The Dodgers have deep roots in world baseball, with training camps in Cuba and the Dominican Republic, and pitchers such as Fernando Valenzuela (Mexico) and Hideo Nomo (Japan) making their mark.
The 69-year-old O’Malley built the China baseball stadium — named Dodger Stadium — in the coastal city of Tianjin in 1986. Lights have been added recently.
“That has helped so much the growth of baseball in China,” said Cai Jizhou, a retired former
vice president of the Chinese Baseball Federation — and a longtime friend of O’Malley’s. Cai said the facility is one of about 10 baseball stadiums in China.
Combing abroad for sports talent is common now in the United States, but it wasn’t in 1956 when O’Malley joined the defending World Series champion Brooklyn Dodgers on a 30-day goodwill tour of Japan.
“We played the Tokyo Giants with Jackie Robinson, Gil Hodges, Pee Wee Reese — the great team of the ‘50s,” O’Malley said. “I was a young man, and I was thrilled and amazed to see baseball in another country. Later as the owner, I wanted the Dodger team in Los Angeles to reflect the makeup of the city, and L.A. has people from all over.”

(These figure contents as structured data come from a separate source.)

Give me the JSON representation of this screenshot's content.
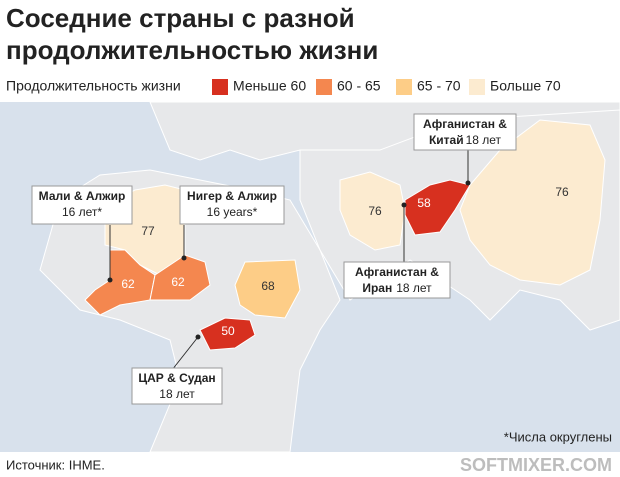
{
  "title_lines": [
    "Соседние страны с разной",
    "продолжительностью жизни"
  ],
  "legend": {
    "label": "Продолжительность жизни",
    "items": [
      {
        "label": "Меньше 60",
        "color": "#d7301f"
      },
      {
        "label": "60 - 65",
        "color": "#f4874f"
      },
      {
        "label": "65 - 70",
        "color": "#fdcd87"
      },
      {
        "label": "Больше 70",
        "color": "#fcebd0"
      }
    ]
  },
  "regions": [
    {
      "value": 77,
      "color": "#fcebd0"
    },
    {
      "value": 62,
      "color": "#f4874f"
    },
    {
      "value": 62,
      "color": "#f4874f"
    },
    {
      "value": 68,
      "color": "#fdcd87"
    },
    {
      "value": 50,
      "color": "#d7301f"
    },
    {
      "value": 76,
      "color": "#fcebd0"
    },
    {
      "value": 58,
      "color": "#d7301f"
    },
    {
      "value": 76,
      "color": "#fcebd0"
    }
  ],
  "callouts": [
    {
      "title": "Мали & Алжир",
      "note": "16 лет*"
    },
    {
      "title": "Нигер & Алжир",
      "note": "16 years*"
    },
    {
      "title": "ЦАР & Судан",
      "note": "18 лет"
    },
    {
      "title": "Афганистан &",
      "title2": "Иран",
      "note": "18 лет"
    },
    {
      "title": "Афганистан &",
      "title2": "Китай",
      "note": "18 лет"
    }
  ],
  "footnote": "*Числа округлены",
  "source": "Источник: IHME.",
  "watermark": "SOFTMIXER.COM"
}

O’Malley, who sold the Dodgers in 1998, made the trip to Beijing to attend the International Baseball Federation congress that elected Harvey Schiller IBAF president. Baseball is being dropped from the Olympics after the 2008 Beijing Games, and Schiller’s top priority is to restore it for 2016, when it could be held in Los Angeles, one of the top candidates to hold the Olympics that year.
“China in my opinion has the brightest future of any country in baseball,” O’Malley said. “But we’ve got to get it back in the Olympics, and it’s going to be tough. We must get recognized by the IOC again, because that’s important to the
development of baseball in China and around the world.”